Toutes les opinions soutenues jusqu’à aujourd’hui sur Sade, soient-elles d’admirateurs, de détracteurs ou studieux
analystes, ont été incapables de donner une explication cohérente de la vie et de l’œuvre de Sade sans omettre des
données historiques importantes, vraies et certaines, sans inclure des hypothèses basées sur la réalité, tout en
avançant même parfois des contre-vérités comme des faits admis. Admirateurs, détracteurs et universitaires zélés
partagent tous le même ensemble de préjugés: "Sade jouissait sexuellement de la torture et il écrivit la pornographie
d’horreur pour justifier la torture et le meurtre." Et cette unanimité d’opinions apparemment contraires a été prise pour
la vérité.
Comme si l’action des autres personnages ou simple ornement, comme si le reste des écrits de Sade hors des romans
érotiques n’exprimait pas sa pensée. L’œuvre d’un écrivain est un ensemble où il faut trouver ce que chaque ouvrage
concret, et chaque partie concrète du même expriment des idées et sentiments de l’auteur. Mais, avec Sade, on a préjugé
un type de personnalité, basé non pas sur des données historiques mais sur des fantaisies, et on a déduit de ce type
présupposé tout acte, parole et idée de Sade, identifiant l’écrivain aux personnages les plus pervers de ses romans.
Il n’y a pas aucun doute que l’oeuvre de Sade prouve qu’il était capable de portraiturer littérairement la cruauté, même
l’infinitude de la cruauté. Mais cette capacité, toute seule, ne dit rien sur la vie réelle de Sade. Personne ne pense jamais
à interpréter, par exemple, la vie de Sade d’après des personnages comme Justine, la vertu torturée ou Zamé, le roi plein
de bonté de Tamoë, qui sont tous deux aussi de Sade que la méchante Juliette ou que les bourreaux de "Les cent vingt
journées de Sodome". Bien sûr qu’identifier Sade aux personnages bons serait une erreur, mais l’identifier aux méchants
est aussi erroné, car dans les deux cas on mêle la réalité avec la fiction.

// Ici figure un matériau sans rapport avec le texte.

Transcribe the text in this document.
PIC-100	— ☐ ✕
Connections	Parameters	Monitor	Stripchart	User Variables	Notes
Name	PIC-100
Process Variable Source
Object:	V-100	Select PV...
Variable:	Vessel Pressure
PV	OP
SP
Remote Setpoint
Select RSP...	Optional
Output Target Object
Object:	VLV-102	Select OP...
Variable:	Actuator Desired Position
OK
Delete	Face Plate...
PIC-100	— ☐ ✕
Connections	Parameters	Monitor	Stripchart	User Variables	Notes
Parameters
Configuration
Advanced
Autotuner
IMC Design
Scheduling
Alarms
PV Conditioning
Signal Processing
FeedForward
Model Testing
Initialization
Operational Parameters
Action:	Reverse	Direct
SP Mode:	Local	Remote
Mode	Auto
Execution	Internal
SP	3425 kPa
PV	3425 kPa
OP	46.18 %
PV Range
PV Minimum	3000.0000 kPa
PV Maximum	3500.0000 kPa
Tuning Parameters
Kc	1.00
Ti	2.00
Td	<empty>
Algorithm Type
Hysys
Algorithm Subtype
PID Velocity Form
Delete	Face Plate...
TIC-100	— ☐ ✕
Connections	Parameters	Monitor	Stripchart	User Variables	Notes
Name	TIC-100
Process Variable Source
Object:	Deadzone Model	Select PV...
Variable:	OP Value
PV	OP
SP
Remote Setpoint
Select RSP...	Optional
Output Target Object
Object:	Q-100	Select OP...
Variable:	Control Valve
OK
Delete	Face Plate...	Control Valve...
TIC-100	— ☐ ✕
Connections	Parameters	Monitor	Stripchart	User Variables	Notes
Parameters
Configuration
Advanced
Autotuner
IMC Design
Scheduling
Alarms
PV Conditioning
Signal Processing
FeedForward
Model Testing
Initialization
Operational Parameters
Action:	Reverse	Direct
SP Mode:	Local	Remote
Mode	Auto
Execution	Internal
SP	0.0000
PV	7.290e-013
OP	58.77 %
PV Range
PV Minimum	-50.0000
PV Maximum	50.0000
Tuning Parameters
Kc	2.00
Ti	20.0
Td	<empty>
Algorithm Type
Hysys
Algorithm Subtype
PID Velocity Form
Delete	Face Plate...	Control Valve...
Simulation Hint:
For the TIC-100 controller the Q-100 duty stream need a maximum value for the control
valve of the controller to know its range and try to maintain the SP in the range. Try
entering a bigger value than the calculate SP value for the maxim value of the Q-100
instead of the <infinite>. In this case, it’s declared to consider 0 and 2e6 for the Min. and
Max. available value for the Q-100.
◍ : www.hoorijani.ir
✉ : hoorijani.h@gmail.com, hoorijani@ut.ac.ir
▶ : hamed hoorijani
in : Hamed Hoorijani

La supposition que le caractère et les faits de quelqu’un peuvent être jugés d’après ses écrits rencontre, au moins dans ce
cas, une grave contradiction; Sade savait aussi décrire, avec la même perfection que la méchanceté et l’obscénité, les plus
hauts dégrés de l’amour, la bonté et la vertu. Ce fait est presque inconnu parce qu’il ne s’accorde pas à l’image la plus
répandue de Sade; les oeuvres de Sade qui le démontrent plus clairement sont difficiles à trouver et inconnues, faute de le
vouloir car on ne cherche chez Sade que des écrits de pornographie et de violence.

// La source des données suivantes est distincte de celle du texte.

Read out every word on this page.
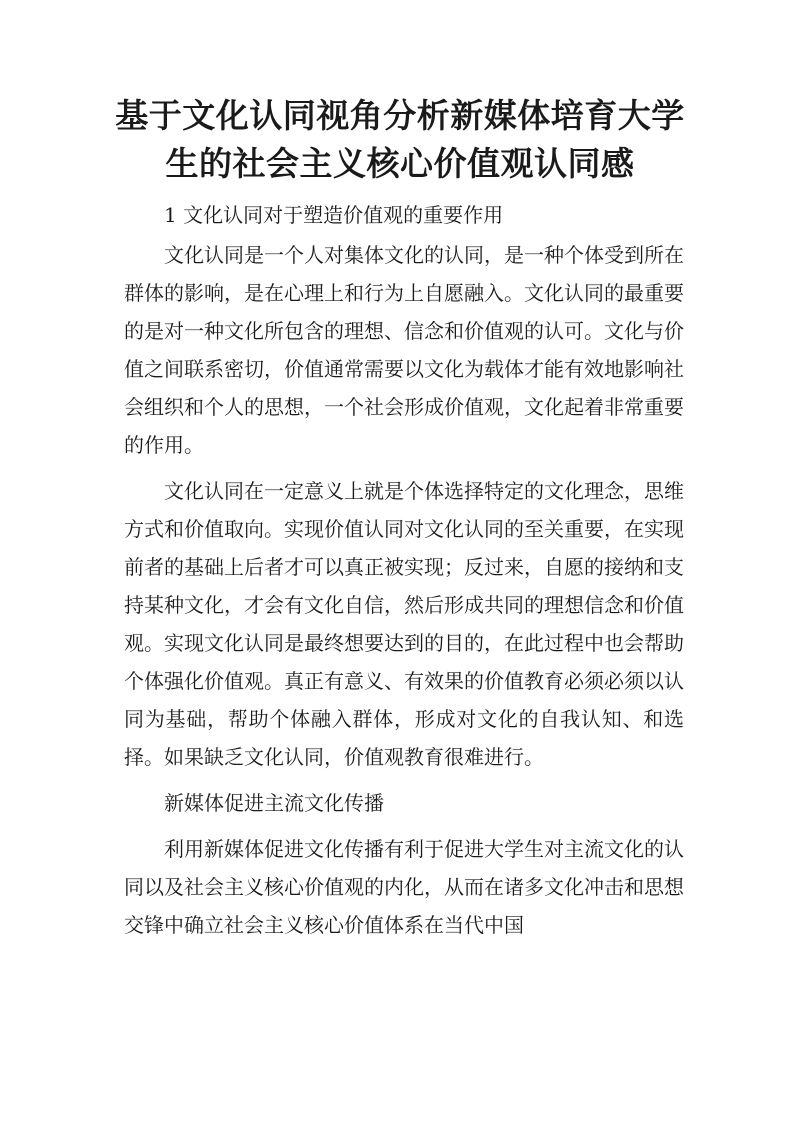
基于文化认同视角分析新媒体培育大学生的社会主义核心价值观认同感

1 文化认同对于塑造价值观的重要作用

文化认同是一个人对集体文化的认同，是一种个体受到所在群体的影响，是在心理上和行为上自愿融入。文化认同的最重要的是对一种文化所包含的理想、信念和价值观的认可。文化与价值之间联系密切，价值通常需要以文化为载体才能有效地影响社会组织和个人的思想，一个社会形成价值观，文化起着非常重要的作用。

文化认同在一定意义上就是个体选择特定的文化理念，思维方式和价值取向。实现价值认同对文化认同的至关重要，在实现前者的基础上后者才可以真正被实现；反过来，自愿的接纳和支持某种文化，才会有文化自信，然后形成共同的理想信念和价值观。实现文化认同是最终想要达到的目的，在此过程中也会帮助个体强化价值观。真正有意义、有效果的价值教育必须必须以认同为基础，帮助个体融入群体，形成对文化的自我认知、和选择。如果缺乏文化认同，价值观教育很难进行。

新媒体促进主流文化传播

利用新媒体促进文化传播有利于促进大学生对主流文化的认同以及社会主义核心价值观的内化，从而在诸多文化冲击和思想交锋中确立社会主义核心价值体系在当代中国
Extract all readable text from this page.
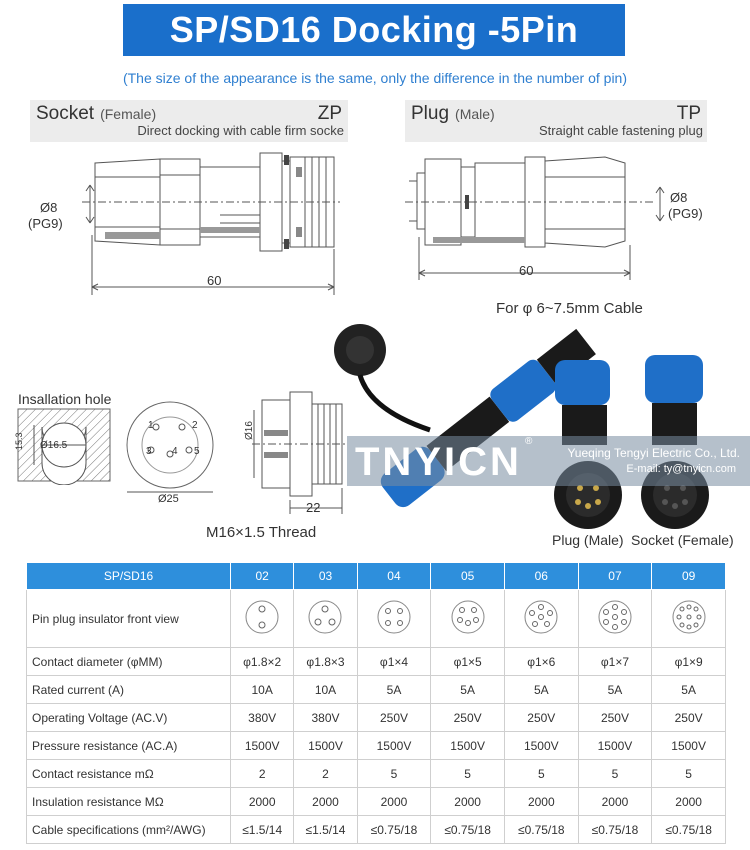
SP/SD16 Docking -5Pin
(The size of the appearance is the same, only the difference in the number of pin)
Socket (Female)	ZP
Direct docking with cable firm socke
Plug (Male)	TP
Straight cable fastening plug
Ø8
(PG9)
60
Ø8
(PG9)
60
For φ 6~7.5mm Cable
Insallation hole
Ø16.5
15.3
1	2
3 4 5
Ø25
Ø16
22
M16×1.5 Thread
TNYICN ®
Yueqing Tengyi Electric Co., Ltd.
E-mail: ty@tnyicn.com
Plug (Male) Socket (Female)
SP/SD16	02	03	04	05	06	07	09
Pin plug insulator front view							
Contact diameter (φMM)	φ1.8×2	φ1.8×3	φ1×4	φ1×5	φ1×6	φ1×7	φ1×9
Rated current (A)	10A	10A	5A	5A	5A	5A	5A
Operating Voltage (AC.V)	380V	380V	250V	250V	250V	250V	250V
Pressure resistance (AC.A)	1500V	1500V	1500V	1500V	1500V	1500V	1500V
Contact resistance mΩ	2	2	5	5	5	5	5
Insulation resistance MΩ	2000	2000	2000	2000	2000	2000	2000
Cable specifications (mm²/AWG)	≤1.5/14	≤1.5/14	≤0.75/18	≤0.75/18	≤0.75/18	≤0.75/18	≤0.75/18
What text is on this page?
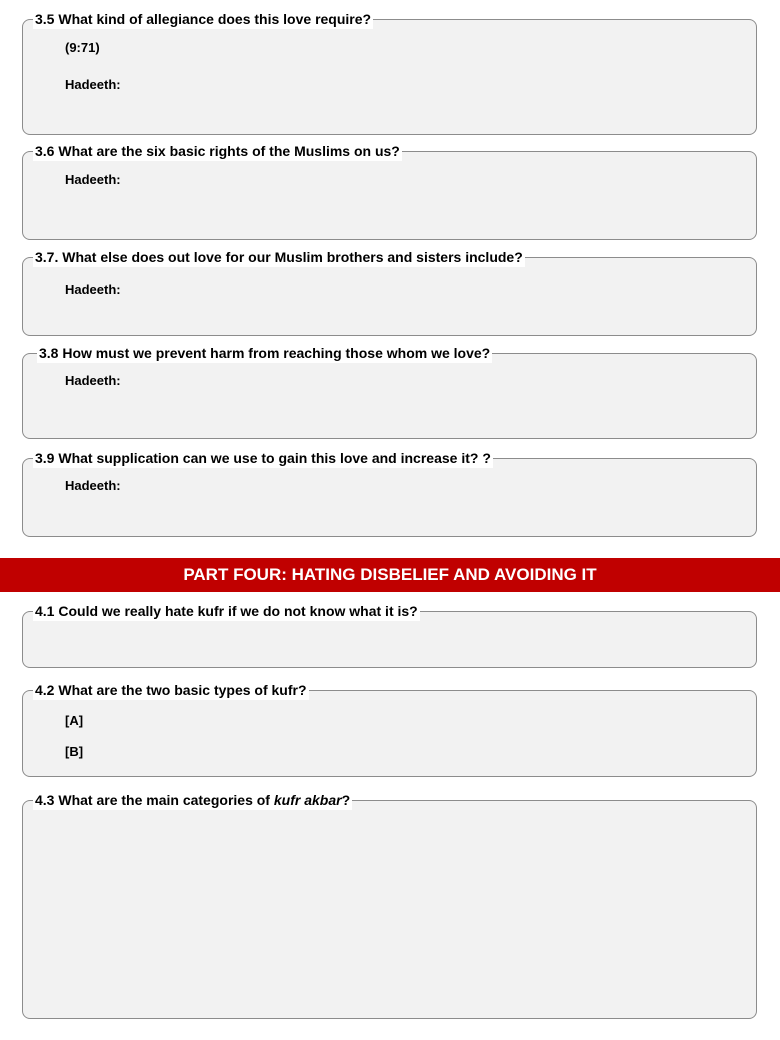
3.5 What kind of allegiance does this love require?
(9:71)
Hadeeth:
3.6 What are the six basic rights of the Muslims on us?
Hadeeth:
3.7. What else does out love for our Muslim brothers and sisters include?
Hadeeth:
3.8 How must we prevent harm from reaching those whom we love?
Hadeeth:
3.9 What supplication can we use to gain this love and increase it? ?
Hadeeth:
PART FOUR: HATING DISBELIEF AND AVOIDING IT
4.1 Could we really hate kufr if we do not know what it is?
4.2 What are the two basic types of kufr?
[A]
[B]
4.3 What are the main categories of kufr akbar?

On interprète, non pas les écrits de Sade partant des faits de sa vie, mais sa vie partant de ses oeuvres littéraires, sans
marquer les limites entre la fantaisie et la réalité. Lorsqu’il s’agit de Sade, on se permet d’omettre ou dénaturer des faits
prouvés, poser des données imaginaires ou des simples conjectures comme des réalités constatées, et de tomber dans
la caricature la plus grossière.
Ce que l'on pense être les idées de Sade a très peu de relation avec les pensées de l’homme qui a écrit toute l’oeuvre
de l'écrivain maudit. Mais on ignore aussi que la plûpart des actes qu’on attribue à Sade n’ont aucune correspondance
avec la réalité. Sade n’était pas un meurtrier, et ses écrits ne pouvaient pas être la justification d’actes qu’il ne commit pas.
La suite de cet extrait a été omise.